The find_dup_files.py program, could really use a more cleaver name. But it does what its name says. It is a simple, but useful program that scans a set of directory trees looking for duplicate files. When duplicate files are found, it lists them and prompts the user asking how to handle the set of files. The user may select to skip the set of duplicates, keep one of the files and delete the rest, delete all of the files, or exit the program.
This program will not likely be needed very often, but it can really help with cleaning up and organizing files that have accumulated over many years. I find the program especially useful with digital pictures, which have been maintained by several people over several years. Duplicate files can also crop up as files are copied between computers.

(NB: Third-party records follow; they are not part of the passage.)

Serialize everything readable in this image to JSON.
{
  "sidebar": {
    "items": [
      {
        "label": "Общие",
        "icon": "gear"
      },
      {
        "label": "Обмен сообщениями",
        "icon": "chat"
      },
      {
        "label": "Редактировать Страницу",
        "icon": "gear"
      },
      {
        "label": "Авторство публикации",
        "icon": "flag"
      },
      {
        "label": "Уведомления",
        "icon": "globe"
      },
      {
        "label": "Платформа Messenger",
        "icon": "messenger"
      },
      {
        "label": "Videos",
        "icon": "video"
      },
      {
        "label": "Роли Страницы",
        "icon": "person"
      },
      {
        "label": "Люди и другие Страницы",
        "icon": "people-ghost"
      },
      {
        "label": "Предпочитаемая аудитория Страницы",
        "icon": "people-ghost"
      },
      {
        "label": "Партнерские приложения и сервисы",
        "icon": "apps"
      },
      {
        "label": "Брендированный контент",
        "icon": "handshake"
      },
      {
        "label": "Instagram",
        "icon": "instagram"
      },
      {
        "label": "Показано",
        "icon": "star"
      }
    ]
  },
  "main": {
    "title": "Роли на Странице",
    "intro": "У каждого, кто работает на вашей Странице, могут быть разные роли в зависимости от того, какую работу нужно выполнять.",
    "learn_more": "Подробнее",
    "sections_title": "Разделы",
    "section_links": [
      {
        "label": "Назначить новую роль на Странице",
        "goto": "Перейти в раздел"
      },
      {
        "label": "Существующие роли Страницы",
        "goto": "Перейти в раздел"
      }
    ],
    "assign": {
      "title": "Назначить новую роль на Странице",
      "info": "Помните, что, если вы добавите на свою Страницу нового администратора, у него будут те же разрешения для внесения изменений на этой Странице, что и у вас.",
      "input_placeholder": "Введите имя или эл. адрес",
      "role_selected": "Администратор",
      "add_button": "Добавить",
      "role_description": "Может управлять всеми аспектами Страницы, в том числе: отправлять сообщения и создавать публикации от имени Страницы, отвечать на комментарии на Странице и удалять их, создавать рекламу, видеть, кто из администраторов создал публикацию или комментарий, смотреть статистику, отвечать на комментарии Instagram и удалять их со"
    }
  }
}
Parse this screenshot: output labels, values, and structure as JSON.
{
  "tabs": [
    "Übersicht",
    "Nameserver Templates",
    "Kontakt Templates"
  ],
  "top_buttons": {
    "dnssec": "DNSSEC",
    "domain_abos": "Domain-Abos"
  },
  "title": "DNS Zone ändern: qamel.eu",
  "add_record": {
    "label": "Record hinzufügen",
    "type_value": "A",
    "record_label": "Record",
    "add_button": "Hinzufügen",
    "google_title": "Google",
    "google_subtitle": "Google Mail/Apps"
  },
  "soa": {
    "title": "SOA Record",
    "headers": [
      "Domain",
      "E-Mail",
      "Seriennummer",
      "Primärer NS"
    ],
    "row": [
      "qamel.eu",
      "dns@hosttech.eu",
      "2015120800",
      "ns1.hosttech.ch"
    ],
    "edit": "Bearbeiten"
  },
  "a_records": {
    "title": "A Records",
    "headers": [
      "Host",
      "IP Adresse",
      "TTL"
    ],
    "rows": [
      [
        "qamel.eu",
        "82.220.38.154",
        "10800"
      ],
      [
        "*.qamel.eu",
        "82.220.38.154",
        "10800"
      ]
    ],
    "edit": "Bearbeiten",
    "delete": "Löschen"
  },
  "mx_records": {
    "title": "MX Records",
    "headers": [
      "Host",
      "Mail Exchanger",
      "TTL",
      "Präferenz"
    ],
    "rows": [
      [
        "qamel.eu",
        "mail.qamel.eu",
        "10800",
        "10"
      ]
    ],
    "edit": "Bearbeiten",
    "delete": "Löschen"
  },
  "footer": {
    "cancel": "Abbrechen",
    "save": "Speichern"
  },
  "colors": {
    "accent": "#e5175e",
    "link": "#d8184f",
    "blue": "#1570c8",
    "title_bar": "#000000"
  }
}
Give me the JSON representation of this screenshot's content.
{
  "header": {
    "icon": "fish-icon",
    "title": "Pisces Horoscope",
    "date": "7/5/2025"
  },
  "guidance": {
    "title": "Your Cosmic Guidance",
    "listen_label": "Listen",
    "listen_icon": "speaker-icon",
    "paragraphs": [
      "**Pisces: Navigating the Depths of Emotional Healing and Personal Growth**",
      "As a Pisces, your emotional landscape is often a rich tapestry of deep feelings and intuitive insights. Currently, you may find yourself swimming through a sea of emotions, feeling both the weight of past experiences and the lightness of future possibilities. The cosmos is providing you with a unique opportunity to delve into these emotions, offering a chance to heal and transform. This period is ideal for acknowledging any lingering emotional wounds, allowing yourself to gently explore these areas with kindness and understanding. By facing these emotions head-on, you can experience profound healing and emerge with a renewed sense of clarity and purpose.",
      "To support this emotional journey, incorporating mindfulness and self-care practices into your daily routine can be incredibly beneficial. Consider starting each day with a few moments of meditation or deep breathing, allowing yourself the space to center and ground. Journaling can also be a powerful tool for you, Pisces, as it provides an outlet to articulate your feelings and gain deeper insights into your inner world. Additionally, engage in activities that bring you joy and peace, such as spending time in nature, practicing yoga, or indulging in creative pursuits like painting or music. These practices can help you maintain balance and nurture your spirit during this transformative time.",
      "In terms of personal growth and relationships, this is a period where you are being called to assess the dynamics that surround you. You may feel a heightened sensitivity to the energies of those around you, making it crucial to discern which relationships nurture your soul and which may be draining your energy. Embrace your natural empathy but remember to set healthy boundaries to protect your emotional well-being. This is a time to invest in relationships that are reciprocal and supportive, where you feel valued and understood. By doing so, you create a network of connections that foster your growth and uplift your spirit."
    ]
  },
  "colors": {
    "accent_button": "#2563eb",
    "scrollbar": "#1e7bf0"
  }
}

For the student wanting to learn Python programming via example, this program demonstrates the use dictionaries, lists, and various file and directory operations. The combined use of dictionaries and lists demonstrated here is a common strategy to search for the frequency of occurrence of values in a set of data.
The program needs one or more directory names as arguments to begin searching for duplicates.
The program begins by evaluating each file by its file size. A dictionary containing lists of potential duplicates is built as the file system is scanned. From this dictionary, a list of lists is built for each set of one or more files that are the same size.
Next, the sets of potential duplicates are evaluated twice by calculating md5 hash values. In the first pass, we only process the first 1024 bytes of each file. The reason for this abbreviated pass is that many files may have the same size and calculating hash values is fairly slow. So the first pass makes a quick determination to eliminate many non-duplicates. To be certain that the files are duplicates, the second pass compares each set by calculating the md5 hash value for the whole file.